I'm sorry this will be a lengthy one. OK so alittle background, I think I may have adult ADD but not especially sure and could use some advice from those that have been clinically diagnosed. My symptoms are:

Details are lost to me in my day to day life. I often find myself making quick incorrect decisions or outright not making decisions at all because I am unsure when I have been told and forget the details I needed to know. Only to recall them later in the day or the next and kick myself.

I often find myself lost in conversations. People will talk to me and I drift in and out, and even when I really attempt to focus as hard as I can on the conversation I find that I easily become lost again. Not only is this frustrating I find it's detrimental when the conversation has to do with my job and whats expected of me.

I start multiple projects and don't finish them. I enjoy trying different things, from learning new languages, programming, playing games and working with different music and art programs. Which is amusing and all but really all it means is my room and computer space is filled with dozens of half finished projects and wasted programs I've wasted money on.

I'm kinda restless. I never really noticed myself but recently even more so than in the past people have been telling me that I pace allot and generally cannot stay still or seated for too long. I don't consider this a problem really but just a symptom.

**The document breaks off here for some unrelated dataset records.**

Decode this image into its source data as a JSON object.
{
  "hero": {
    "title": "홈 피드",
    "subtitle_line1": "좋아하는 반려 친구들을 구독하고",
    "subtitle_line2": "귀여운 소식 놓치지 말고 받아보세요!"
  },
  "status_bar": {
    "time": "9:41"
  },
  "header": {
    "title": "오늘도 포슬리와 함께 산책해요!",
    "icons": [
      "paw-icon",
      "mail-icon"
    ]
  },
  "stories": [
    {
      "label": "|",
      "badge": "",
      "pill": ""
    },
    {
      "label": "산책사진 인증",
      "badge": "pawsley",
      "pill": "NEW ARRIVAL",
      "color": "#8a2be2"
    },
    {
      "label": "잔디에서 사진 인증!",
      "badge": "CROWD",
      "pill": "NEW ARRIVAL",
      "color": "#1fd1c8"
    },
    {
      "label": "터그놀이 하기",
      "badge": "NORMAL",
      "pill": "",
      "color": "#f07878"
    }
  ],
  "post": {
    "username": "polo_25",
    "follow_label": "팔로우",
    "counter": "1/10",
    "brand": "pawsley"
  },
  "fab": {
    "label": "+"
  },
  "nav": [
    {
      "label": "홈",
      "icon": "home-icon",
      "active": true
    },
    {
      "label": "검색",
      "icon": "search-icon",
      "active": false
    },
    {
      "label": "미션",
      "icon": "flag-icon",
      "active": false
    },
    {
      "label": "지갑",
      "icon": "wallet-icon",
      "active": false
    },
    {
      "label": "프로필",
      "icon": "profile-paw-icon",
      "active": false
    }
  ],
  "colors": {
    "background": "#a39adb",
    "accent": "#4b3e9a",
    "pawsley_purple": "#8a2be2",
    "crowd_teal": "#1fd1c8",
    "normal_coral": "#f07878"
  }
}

A couple of weeks ago I was in a field training session for my area of study (I won't go into details concerning my profession) when I made a mistake that I told myself a dozen times before I began not to make but I still did, when I became so angry with myself that I shook, my heart raced and I thought I was having a panic attack. Which at the time I didn't think was too far out of the realm of possibility because a year or so back I was told by my previous doctor when seeking help for what I thought was a thyroid problem because I was always extremely cold, that it was just stress. So I did something out of character and sought help, I met with a new physician that day because I thought I needed to see someone immediately. After the standard list of questions he told me I was suffering from Generalized Anxiety Disorder (GAD) and wrote me a script for Buspirone without even asking me why I thought may have triggered the anxiety. I didn't say anything, thanked him and went on to fill the prescription. I've been taking it regularly twice a day since and always on a full stomach, and aside from the dizziness, nausea and general sedating quality of the stuff it's also causing me to make more mistakes. But because of the nature of the medication I just don't care as much. I think I'm going to stop taking it.

On to the real question after all my rambling, I have done some research on my own and think I fit the description of an adult with un-diagnosed ADD but I'm nervous to tell my doctor I've attempted to self diagnose myself and have a medication in mind already, I think he will think I'm just a drug seeker and write me off, because I'm also still a student. And yes my school work suffers from time to time from my forgetfulness just as my work life does.

Looking for some advice on how I should handle this whole situation. Thanks in advance.